The gist of the original article is the Chinese standards are higher and parents are fully vested and live in order for their children to succeed in academia and “acceptable” extracurricular activities. Western standards are described as unacceptably low. Protecting children’s self esteem and fostering participation in team sports is seen as a negative from the Eastern perspective of direct talk. The climax of the story describes a mother’s attempt to help her daughter learn a particular piano piece for a recital.
The rebuttal article gets into success despite the lack of Eastern rigor. It acknowledges the limited involvement of parents, but stresses that internally motivated goals may be more valuable than edicts. The climax of the article describes a child’s attempt to overcome a learning disability despite the parents saying maybe you should slow down.
Overall, I came away with an affirmation of the belief that children are reflections of their parents and peer groups. I came from a hardworking home that believed perfection was achievable in academic undertakings. I also experienced that participation in physical fitness and spiritual undertakings were essential for a well balanced life. I take it as a compliment when my sister or someone else says that I am similar in any way to my Father.

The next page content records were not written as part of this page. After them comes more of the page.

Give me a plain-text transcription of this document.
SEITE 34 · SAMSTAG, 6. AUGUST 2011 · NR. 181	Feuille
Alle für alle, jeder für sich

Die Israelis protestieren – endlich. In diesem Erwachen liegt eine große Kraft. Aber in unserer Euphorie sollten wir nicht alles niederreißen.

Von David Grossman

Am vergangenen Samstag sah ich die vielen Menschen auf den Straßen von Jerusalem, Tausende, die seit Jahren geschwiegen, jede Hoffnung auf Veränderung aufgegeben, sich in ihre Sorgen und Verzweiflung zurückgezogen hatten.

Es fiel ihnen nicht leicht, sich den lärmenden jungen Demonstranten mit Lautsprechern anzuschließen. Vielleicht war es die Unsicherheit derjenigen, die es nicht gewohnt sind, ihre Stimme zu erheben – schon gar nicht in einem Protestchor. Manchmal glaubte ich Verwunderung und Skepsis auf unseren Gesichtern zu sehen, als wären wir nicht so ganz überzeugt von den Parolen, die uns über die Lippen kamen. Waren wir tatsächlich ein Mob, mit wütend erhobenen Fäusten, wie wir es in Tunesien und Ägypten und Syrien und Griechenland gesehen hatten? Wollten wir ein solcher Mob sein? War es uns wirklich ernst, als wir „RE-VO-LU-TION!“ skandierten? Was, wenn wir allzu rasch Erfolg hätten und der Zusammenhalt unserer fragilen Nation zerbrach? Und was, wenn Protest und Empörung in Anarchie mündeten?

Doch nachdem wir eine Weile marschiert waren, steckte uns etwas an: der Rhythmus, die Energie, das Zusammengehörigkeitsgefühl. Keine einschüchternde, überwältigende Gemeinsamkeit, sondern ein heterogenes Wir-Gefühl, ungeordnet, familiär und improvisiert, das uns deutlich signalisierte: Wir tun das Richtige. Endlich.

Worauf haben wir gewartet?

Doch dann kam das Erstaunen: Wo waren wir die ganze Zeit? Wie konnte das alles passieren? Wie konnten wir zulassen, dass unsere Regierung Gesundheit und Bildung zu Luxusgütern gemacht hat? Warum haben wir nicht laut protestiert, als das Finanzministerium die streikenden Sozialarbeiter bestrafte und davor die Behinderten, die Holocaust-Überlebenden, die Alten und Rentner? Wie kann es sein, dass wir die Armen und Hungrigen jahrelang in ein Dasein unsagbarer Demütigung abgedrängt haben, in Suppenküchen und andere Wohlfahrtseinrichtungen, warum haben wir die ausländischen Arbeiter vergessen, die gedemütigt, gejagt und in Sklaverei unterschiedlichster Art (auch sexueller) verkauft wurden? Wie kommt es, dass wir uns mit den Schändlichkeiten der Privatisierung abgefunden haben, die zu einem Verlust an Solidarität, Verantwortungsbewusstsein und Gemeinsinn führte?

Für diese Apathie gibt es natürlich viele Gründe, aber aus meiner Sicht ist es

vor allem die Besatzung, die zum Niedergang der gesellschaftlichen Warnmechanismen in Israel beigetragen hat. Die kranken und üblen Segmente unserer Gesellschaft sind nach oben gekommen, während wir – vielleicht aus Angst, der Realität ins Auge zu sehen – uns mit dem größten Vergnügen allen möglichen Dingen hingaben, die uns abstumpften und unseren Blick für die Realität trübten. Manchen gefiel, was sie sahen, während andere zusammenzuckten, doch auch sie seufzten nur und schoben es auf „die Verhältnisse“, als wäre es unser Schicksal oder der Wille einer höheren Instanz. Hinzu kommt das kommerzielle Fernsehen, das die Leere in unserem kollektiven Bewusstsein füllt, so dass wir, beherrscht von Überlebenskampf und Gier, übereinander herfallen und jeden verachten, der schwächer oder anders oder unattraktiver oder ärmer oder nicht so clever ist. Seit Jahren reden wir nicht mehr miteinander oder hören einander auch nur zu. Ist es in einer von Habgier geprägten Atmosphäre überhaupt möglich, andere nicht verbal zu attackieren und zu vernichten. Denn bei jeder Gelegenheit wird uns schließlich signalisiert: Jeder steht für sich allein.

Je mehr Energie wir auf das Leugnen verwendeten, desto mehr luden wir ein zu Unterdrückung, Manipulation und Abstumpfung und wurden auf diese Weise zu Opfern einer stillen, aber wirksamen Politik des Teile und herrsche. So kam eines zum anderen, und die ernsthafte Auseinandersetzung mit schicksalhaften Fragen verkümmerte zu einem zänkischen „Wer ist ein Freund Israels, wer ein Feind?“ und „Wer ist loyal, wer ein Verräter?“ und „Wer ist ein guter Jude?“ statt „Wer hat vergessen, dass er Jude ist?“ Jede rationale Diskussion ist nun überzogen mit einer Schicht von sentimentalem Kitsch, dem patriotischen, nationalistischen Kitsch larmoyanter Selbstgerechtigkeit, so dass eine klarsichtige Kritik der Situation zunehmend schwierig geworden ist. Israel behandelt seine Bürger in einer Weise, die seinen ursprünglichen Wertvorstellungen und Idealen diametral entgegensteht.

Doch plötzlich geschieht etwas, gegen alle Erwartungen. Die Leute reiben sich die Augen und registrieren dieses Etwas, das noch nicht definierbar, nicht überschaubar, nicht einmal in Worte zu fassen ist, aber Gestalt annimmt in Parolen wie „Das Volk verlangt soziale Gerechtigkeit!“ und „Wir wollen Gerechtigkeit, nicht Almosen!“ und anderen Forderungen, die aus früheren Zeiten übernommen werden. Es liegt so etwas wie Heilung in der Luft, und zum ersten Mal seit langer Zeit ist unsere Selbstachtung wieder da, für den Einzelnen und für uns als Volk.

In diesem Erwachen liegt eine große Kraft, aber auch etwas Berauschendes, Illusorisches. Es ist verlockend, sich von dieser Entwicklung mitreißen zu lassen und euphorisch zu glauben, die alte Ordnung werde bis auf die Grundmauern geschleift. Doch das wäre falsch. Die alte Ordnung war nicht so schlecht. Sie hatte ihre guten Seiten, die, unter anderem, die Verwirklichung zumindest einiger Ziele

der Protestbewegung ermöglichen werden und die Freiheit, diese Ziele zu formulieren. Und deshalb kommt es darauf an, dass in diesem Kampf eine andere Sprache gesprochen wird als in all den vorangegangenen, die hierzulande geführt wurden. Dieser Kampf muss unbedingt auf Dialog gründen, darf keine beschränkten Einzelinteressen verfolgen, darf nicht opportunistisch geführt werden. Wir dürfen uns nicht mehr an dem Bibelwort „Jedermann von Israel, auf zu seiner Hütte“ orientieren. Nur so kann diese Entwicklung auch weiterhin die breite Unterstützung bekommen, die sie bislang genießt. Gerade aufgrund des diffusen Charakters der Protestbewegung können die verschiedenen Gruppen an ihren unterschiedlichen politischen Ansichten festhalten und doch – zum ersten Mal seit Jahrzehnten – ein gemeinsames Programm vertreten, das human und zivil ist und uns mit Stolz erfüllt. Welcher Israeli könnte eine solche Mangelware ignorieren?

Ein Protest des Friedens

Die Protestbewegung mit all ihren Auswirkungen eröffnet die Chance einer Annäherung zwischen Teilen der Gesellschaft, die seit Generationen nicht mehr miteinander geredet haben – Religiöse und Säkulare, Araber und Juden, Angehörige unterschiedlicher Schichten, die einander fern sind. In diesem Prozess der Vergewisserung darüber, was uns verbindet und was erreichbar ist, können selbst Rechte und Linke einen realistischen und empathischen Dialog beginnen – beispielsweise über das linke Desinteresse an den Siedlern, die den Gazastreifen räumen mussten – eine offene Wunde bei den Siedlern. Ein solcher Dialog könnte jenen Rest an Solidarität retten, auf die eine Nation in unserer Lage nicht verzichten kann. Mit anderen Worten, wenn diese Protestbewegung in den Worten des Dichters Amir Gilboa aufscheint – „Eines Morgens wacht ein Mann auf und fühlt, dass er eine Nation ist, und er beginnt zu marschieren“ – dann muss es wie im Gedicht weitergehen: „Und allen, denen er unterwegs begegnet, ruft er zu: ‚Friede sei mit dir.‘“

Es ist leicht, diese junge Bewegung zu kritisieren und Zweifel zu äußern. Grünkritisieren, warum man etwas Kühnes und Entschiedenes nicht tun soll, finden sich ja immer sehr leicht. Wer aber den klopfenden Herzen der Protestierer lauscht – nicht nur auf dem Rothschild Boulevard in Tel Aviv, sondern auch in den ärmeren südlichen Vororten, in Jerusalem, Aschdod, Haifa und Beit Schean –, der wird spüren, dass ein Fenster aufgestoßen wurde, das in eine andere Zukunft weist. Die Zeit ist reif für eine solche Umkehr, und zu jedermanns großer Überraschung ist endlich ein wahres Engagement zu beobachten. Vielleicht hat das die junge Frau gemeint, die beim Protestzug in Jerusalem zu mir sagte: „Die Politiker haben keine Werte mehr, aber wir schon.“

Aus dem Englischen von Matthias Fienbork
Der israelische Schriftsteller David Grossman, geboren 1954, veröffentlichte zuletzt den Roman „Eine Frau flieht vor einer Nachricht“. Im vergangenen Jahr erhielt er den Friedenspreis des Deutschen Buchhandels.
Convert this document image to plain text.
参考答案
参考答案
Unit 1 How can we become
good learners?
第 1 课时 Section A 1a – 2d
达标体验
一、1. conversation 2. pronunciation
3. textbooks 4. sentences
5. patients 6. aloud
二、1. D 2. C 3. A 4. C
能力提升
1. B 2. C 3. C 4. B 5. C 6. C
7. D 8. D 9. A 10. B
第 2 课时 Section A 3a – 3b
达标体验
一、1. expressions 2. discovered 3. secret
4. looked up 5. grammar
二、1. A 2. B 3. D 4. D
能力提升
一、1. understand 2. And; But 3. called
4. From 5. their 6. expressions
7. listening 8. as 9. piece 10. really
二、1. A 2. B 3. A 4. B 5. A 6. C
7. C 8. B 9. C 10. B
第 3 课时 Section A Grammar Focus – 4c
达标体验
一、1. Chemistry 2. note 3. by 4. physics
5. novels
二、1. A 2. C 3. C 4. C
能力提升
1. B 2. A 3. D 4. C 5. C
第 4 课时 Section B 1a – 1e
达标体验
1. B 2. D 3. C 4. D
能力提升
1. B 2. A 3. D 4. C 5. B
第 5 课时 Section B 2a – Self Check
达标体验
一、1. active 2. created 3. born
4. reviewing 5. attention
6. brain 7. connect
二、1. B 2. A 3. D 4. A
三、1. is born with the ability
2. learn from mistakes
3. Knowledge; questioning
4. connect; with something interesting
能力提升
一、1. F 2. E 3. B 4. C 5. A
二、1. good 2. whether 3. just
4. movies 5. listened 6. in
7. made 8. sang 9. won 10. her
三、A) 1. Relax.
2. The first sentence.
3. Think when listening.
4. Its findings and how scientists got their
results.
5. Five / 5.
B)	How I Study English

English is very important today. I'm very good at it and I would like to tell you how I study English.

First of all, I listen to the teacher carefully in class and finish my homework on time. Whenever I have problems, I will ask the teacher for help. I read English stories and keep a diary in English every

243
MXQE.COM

Unfortunately I am not fully vested in my children’s development. I read to them less than I would like to and don’t play with an intent to develop their hand eye coordination and physical fitness. I also come up short of my standard of exposing them to spirituality. I am quite content to turn on cartoons for them in the evenings and half heartedly read a book on the few occasions that I put them to sleep. I am also accepting of back talk and inconsistent with discipline. If I am willing to change, I can propose a high standard for my children as well.